I've just had to hand a sticky writing problem over to my subconscious and I am reminded of the two times just this summer when different colleagues have challenged the wisdom of just such a move. "You've got to be joking," they say, or "No one works that way." I do, and I know I'm not the only one.
Here's how it works: suppose I get stuck at a particular point in a writing project and no matter how I approach it, it just gets more muddled. Instead of continuing to beat my head against the wall, I walk away and leave the problem behind, focusing instead on something totally unrelated. Sleep is best, but a long walk in the woods or an encounter with a kitchen full of fresh vegetables will work just as well; the primary requirement is that whatever I'm doing must engage my full attention and have absolutely no relation to the writing project.

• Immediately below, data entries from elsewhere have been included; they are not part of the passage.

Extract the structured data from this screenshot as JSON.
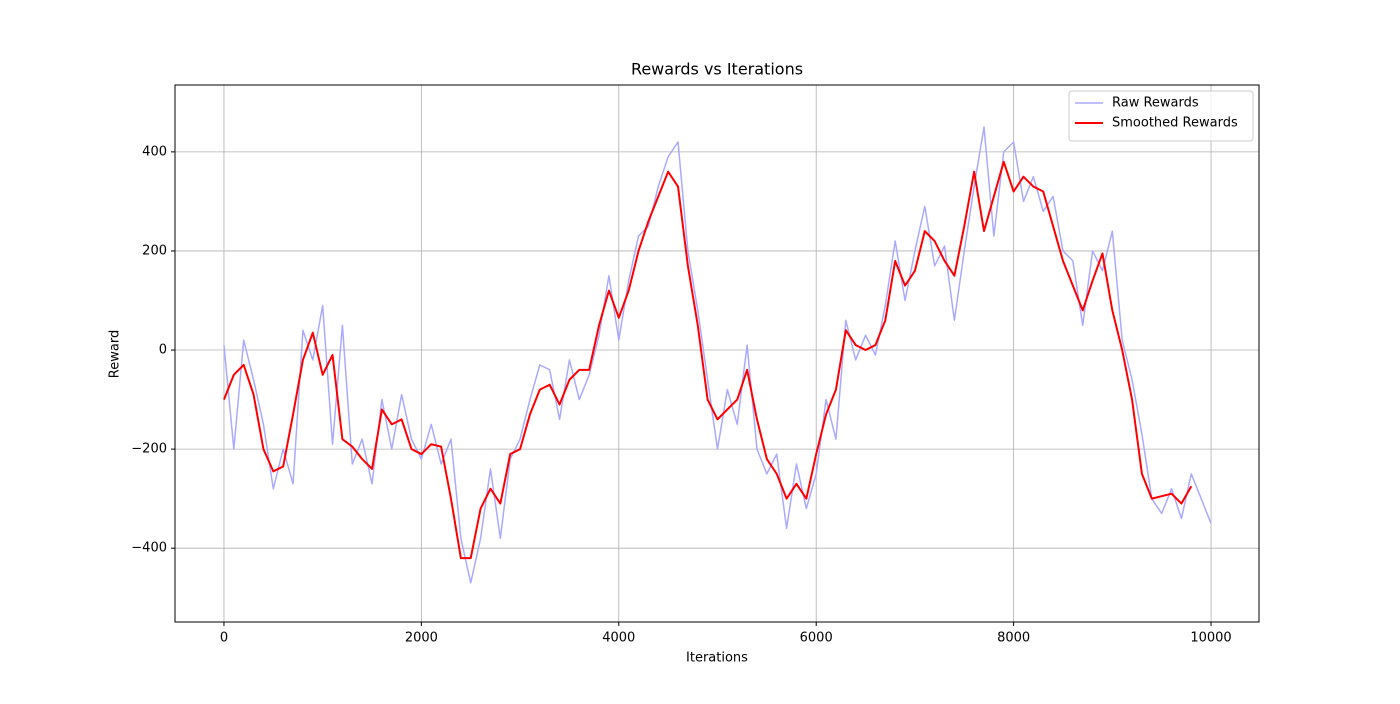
{
  "chart_data": {
    "type": "line",
    "title": "Rewards vs Iterations",
    "x_label": "Iterations",
    "y_label": "Reward",
    "x": [
      0,
      100,
      200,
      300,
      400,
      500,
      600,
      700,
      800,
      900,
      1000,
      1100,
      1200,
      1300,
      1400,
      1500,
      1600,
      1700,
      1800,
      1900,
      2000,
      2100,
      2200,
      2300,
      2400,
      2500,
      2600,
      2700,
      2800,
      2900,
      3000,
      3100,
      3200,
      3300,
      3400,
      3500,
      3600,
      3700,
      3800,
      3900,
      4000,
      4100,
      4200,
      4300,
      4400,
      4500,
      4600,
      4700,
      4800,
      4900,
      5000,
      5100,
      5200,
      5300,
      5400,
      5500,
      5600,
      5700,
      5800,
      5900,
      6000,
      6100,
      6200,
      6300,
      6400,
      6500,
      6600,
      6700,
      6800,
      6900,
      7000,
      7100,
      7200,
      7300,
      7400,
      7500,
      7600,
      7700,
      7800,
      7900,
      8000,
      8100,
      8200,
      8300,
      8400,
      8500,
      8600,
      8700,
      8800,
      8900,
      9000,
      9100,
      9200,
      9300,
      9400,
      9500,
      9600,
      9700,
      9800,
      9900,
      10000
    ],
    "series": [
      {
        "name": "Raw Rewards",
        "color": "#aaaaff",
        "width": 1.5,
        "values": [
          10,
          -200,
          20,
          -60,
          -150,
          -280,
          -200,
          -270,
          40,
          -20,
          90,
          -190,
          50,
          -230,
          -180,
          -270,
          -100,
          -200,
          -90,
          -180,
          -220,
          -150,
          -230,
          -180,
          -380,
          -470,
          -380,
          -240,
          -380,
          -220,
          -180,
          -100,
          -30,
          -40,
          -140,
          -20,
          -100,
          -50,
          30,
          150,
          20,
          140,
          230,
          250,
          330,
          390,
          420,
          200,
          80,
          -60,
          -200,
          -80,
          -150,
          10,
          -200,
          -250,
          -210,
          -360,
          -230,
          -320,
          -250,
          -100,
          -180,
          60,
          -20,
          30,
          -10,
          90,
          220,
          100,
          200,
          290,
          170,
          210,
          60,
          200,
          330,
          450,
          230,
          400,
          420,
          300,
          350,
          280,
          310,
          200,
          180,
          50,
          200,
          160,
          240,
          20,
          -60,
          -170,
          -300,
          -330,
          -280,
          -340,
          -250,
          -300,
          -350
        ]
      },
      {
        "name": "Smoothed Rewards",
        "color": "#ff0000",
        "width": 2,
        "values": [
          -100,
          -50,
          -30,
          -90,
          -200,
          -245,
          -235,
          -130,
          -20,
          35,
          -50,
          -10,
          -180,
          -195,
          -220,
          -240,
          -120,
          -150,
          -140,
          -200,
          -210,
          -190,
          -195,
          -300,
          -420,
          -420,
          -320,
          -280,
          -310,
          -210,
          -200,
          -130,
          -80,
          -70,
          -110,
          -60,
          -40,
          -40,
          50,
          120,
          65,
          120,
          200,
          260,
          310,
          360,
          330,
          170,
          50,
          -100,
          -140,
          -120,
          -100,
          -40,
          -140,
          -220,
          -250,
          -300,
          -270,
          -300,
          -210,
          -130,
          -80,
          40,
          10,
          0,
          10,
          60,
          180,
          130,
          160,
          240,
          220,
          180,
          150,
          250,
          360,
          240,
          310,
          380,
          320,
          350,
          330,
          320,
          250,
          180,
          130,
          80,
          140,
          195,
          80,
          0,
          -100,
          -250,
          -300,
          -295,
          -290,
          -310,
          -275,
          null,
          null
        ]
      }
    ],
    "xlim": [
      -496,
      10486
    ],
    "ylim": [
      -549,
      535
    ],
    "xticks": [
      0,
      2000,
      4000,
      6000,
      8000,
      10000
    ],
    "yticks": [
      {
        "value": -400,
        "label": "−400"
      },
      {
        "value": -200,
        "label": "−200"
      },
      0,
      200,
      400
    ],
    "grid": true,
    "legend": "upper right"
  }
}
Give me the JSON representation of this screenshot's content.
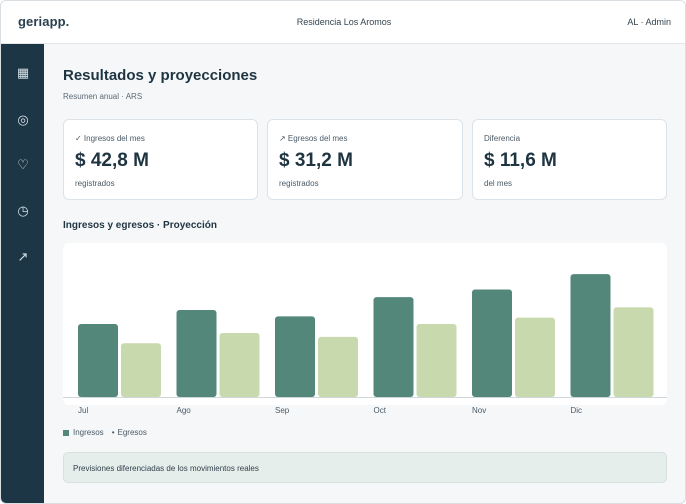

Then when I go back to the problem, what do I find? The answer. I can't count the number of times I've handed a problem over to my subconscious only to wake up the next morning knowing the perfect way to fix it. If I could bottle this ability and put it on the open market, I'd be on my way to an exotic island paradise (preferably not located in Lake Erie). If I can do this, why not everyone else?
Maybe they've never tried. Maybe we need a series of periodic mandatory national drills in which workaholics will be confronted by armed enforcers hollering, "Put your hands in the air and walk away from the problem. Don't look back! Let it go! Now, take a few deep breaths and get into this scuba gear."
I know I'm dreaming. Not that that's a bad thing. Dreaming may be just what I need right about now, because when I wake up I expect to find an answer. How about you?
1 comment:
You're certainly not the only one that works that way. That's how my house got cleaned when I was working on my dissertation. I'd go and wash dishes or scrub a floor, and then when I got back my mind was much more fresh.
And I was able to get my dissertation written faster than some I know. I think the moral is to listen to yourself. You know how you work and, more importantly, when to leave it behind to percolate.